RADARBANYUWANGI.ID - Jika sebagian besar stasiun kereta api di Indonesia identik dengan suasana pegunungan atau hiruk pikuk perkotaan, Stasiun Plabuan di Kabupaten Batang, Jawa Tengah, justru menawarkan pengalaman yang berbeda.
Berada hanya empat meter di atas permukaan laut (mdpl), stasiun ini menjadi satu-satunya stasiun aktif yang berlokasi tepat di tepi pantai.
Vice President Public Relations PT Kereta Api Indonesia (KAI), Anne Purba, menyebut Stasiun Plabuan sebagai contoh keindahan yang selalu hadir dalam setiap perjalanan kereta api di Tanah Air.
“Stasiun Plabuan cukup istimewa. Posisinya berada di bawah bukit dan langsung berbatasan dengan Laut Jawa yang menawarkan panorama luar biasa bagi setiap penumpang,” ujar Anne.
Ketika kereta melintas di kawasan ini, penumpang disuguhi pemandangan laut biru yang membentang luas, berpadu dengan semilir angin pesisir.
Keindahan ini menjadikan Stasiun Plabuan sebagai spot foto dan pengalaman perjalanan yang tak terlupakan bagi para penumpang.
Sejarah Stasiun Plabuan bermula pada tahun 1898, ketika stasiun ini pertama kali dibuka sebagai tempat pengisian air untuk lokomotif uap.

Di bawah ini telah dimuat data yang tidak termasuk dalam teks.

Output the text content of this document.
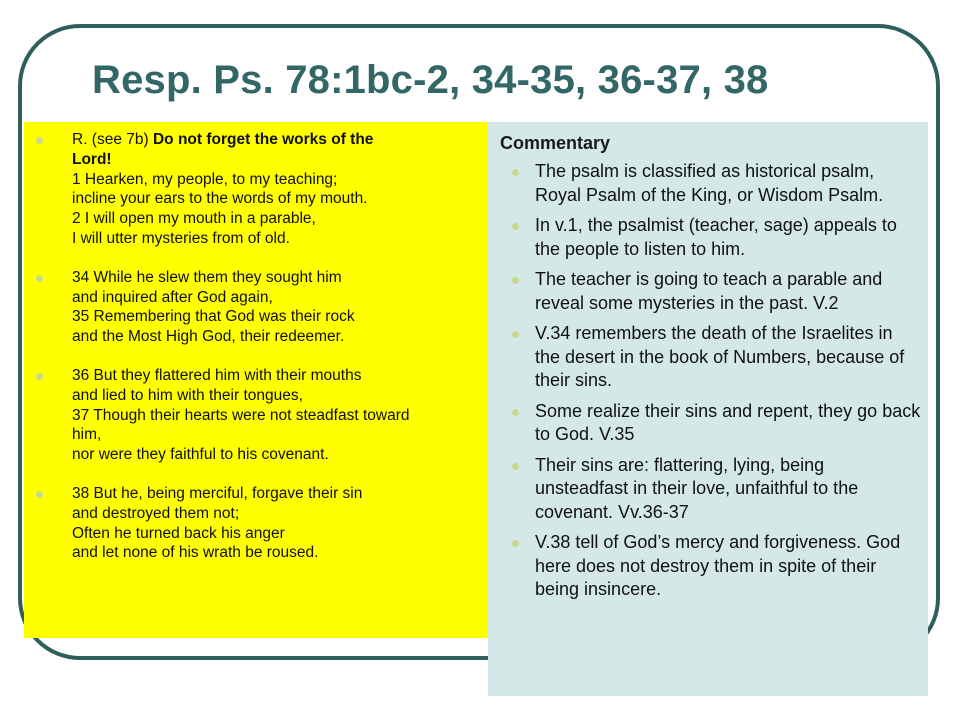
Resp. Ps. 78:1bc-2, 34-35, 36-37, 38
R. (see 7b) Do not forget the works of the
Lord!
1 Hearken, my people, to my teaching;
incline your ears to the words of my mouth.
2 I will open my mouth in a parable,
I will utter mysteries from of old.
34 While he slew them they sought him
and inquired after God again,
35 Remembering that God was their rock
and the Most High God, their redeemer.
36 But they flattered him with their mouths
and lied to him with their tongues,
37 Though their hearts were not steadfast toward
him,
nor were they faithful to his covenant.
38 But he, being merciful, forgave their sin
and destroyed them not;
Often he turned back his anger
and let none of his wrath be roused.
Commentary
The psalm is classified as historical psalm, Royal Psalm of the King, or Wisdom Psalm.
In v.1, the psalmist (teacher, sage) appeals to the people to listen to him.
The teacher is going to teach a parable and reveal some mysteries in the past. V.2
V.34 remembers the death of the Israelites in the desert in the book of Numbers, because of their sins.
Some realize their sins and repent, they go back to God. V.35
Their sins are: flattering, lying, being unsteadfast in their love, unfaithful to the covenant. Vv.36-37
V.38 tell of God’s mercy and forgiveness. God here does not destroy them in spite of their being insincere.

Kala itu, bangunannya masih sederhana dan terbuat dari kayu jati.
Stasiun ini termasuk tipe stopplaats, istilah Belanda untuk perhentian kecil di bawah kelas halte.
Renovasi besar dilakukan pada 1911–1912, menjadikan Stasiun Plabuan memiliki struktur permanen dari tembok batu serta jalur persilangan kereta.
Sejak saat itu, stasiun ini menjadi bagian penting dari jalur pantai utara Jawa.
Salah satu keunikan Stasiun Plabuan terletak pada keberadaan sumur air tawar yang berlokasi sangat dekat dengan bibir pantai.
Air dari sumur ini tidak terasa asin meski berada di kawasan pesisir.
Masyarakat sekitar percaya air tersebut membawa berkah, sehingga sering menjadi konsumsi bagi para pengunjung dan peziarah lokal.
Pada masa lalu, Stasiun Plabuan juga menjadi saksi sejarah angkutan logistik hasil perkebunan yang dikirim ke Cirebon oleh PT Perkebunan Nusantara (PTPN).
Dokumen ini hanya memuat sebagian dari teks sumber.